死ぬことと見つけたり

ほんの150年前まで、日本には侍がいました。
いや、広義での侍は、いまもいると信じたい。
ですが、職業として、殿様に使える武士がいたんです。

侍と聞いて一番最初に思い出すのが、僕の場合は新渡戸稲造の「武士道」なんです。
次に、山本常朝の「葉隠

葉隠の中の
「武士道といふは、死ぬことと見つけたり
の一節は、あまりにも有名ですね。

彼が言いたかったのは、恐らく、「大儀」と「義」のために、命を差し出す覚悟があるということ。
それを持ち合わせているか?と問うこと。

ですが、今の時代にこの言葉を、どうとらえることができるでしょうか?

今もって、日本男児は侍であると信じたい僕から言わせると、
「どのような死を迎えるか?」
が問題であるということです。

今、僕らは「死」というものを、身近に感じていません。
いつ訪れるか分からない「死」を、リアルに感じることができないんです。
あるいは、気付かないように振る舞っているだけかもしれません。

誰にとっても「死」は、突然降りかかる事があります。
それは、自分のこともあるでしょうし、身近な誰かのことであるかもしれません。

そうなったときに、どういう態度でいられるか?
きたるべき「死」を、どのように受け入れるか?

それを考え抜くことで、後悔のない人生を送れるというものかな、と思っています。

今朝、子供に対して叱ったとする。
それが、自分のためなのか、相手のためなのか、簡単に誤魔化すこともできます。
でも、心はごまかせない。

「お父さんに怒られた。
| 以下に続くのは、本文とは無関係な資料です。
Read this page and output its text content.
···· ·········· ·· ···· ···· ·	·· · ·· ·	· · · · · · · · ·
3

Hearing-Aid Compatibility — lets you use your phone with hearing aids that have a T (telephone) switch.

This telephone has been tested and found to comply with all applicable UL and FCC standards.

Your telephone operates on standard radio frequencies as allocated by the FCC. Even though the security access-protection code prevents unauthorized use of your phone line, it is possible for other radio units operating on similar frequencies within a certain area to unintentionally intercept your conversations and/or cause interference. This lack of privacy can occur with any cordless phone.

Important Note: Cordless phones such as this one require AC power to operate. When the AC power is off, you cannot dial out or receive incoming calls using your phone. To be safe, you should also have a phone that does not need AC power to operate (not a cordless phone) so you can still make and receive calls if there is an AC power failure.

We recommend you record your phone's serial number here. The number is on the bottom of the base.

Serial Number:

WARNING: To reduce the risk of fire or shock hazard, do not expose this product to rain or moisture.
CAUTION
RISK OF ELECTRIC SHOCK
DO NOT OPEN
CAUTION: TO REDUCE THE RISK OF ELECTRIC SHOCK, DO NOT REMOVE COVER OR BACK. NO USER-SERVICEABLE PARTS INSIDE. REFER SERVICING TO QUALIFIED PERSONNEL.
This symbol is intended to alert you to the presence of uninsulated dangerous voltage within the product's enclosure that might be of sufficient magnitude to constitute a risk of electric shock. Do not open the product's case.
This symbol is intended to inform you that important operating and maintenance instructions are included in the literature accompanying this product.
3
お父さんは、私のことが嫌いなのかもしれない」
これが、娘の最後の記憶になってしまったら、かわいそうでなりません。
これを与えたまま、僕が死んでしまったとしても、悔やまれるでしょう。

相手に誠意を尽くすというのは、この、「死」の覚悟がどうしても必要な気がします。

影響を与え、影響されるのが人間関係である以上、単に自分の気分だけで何かを与えることは出来ない気がします。

侍である以上、今、この時も、「死」は隣にあることを、忘れないように心がけたいものです。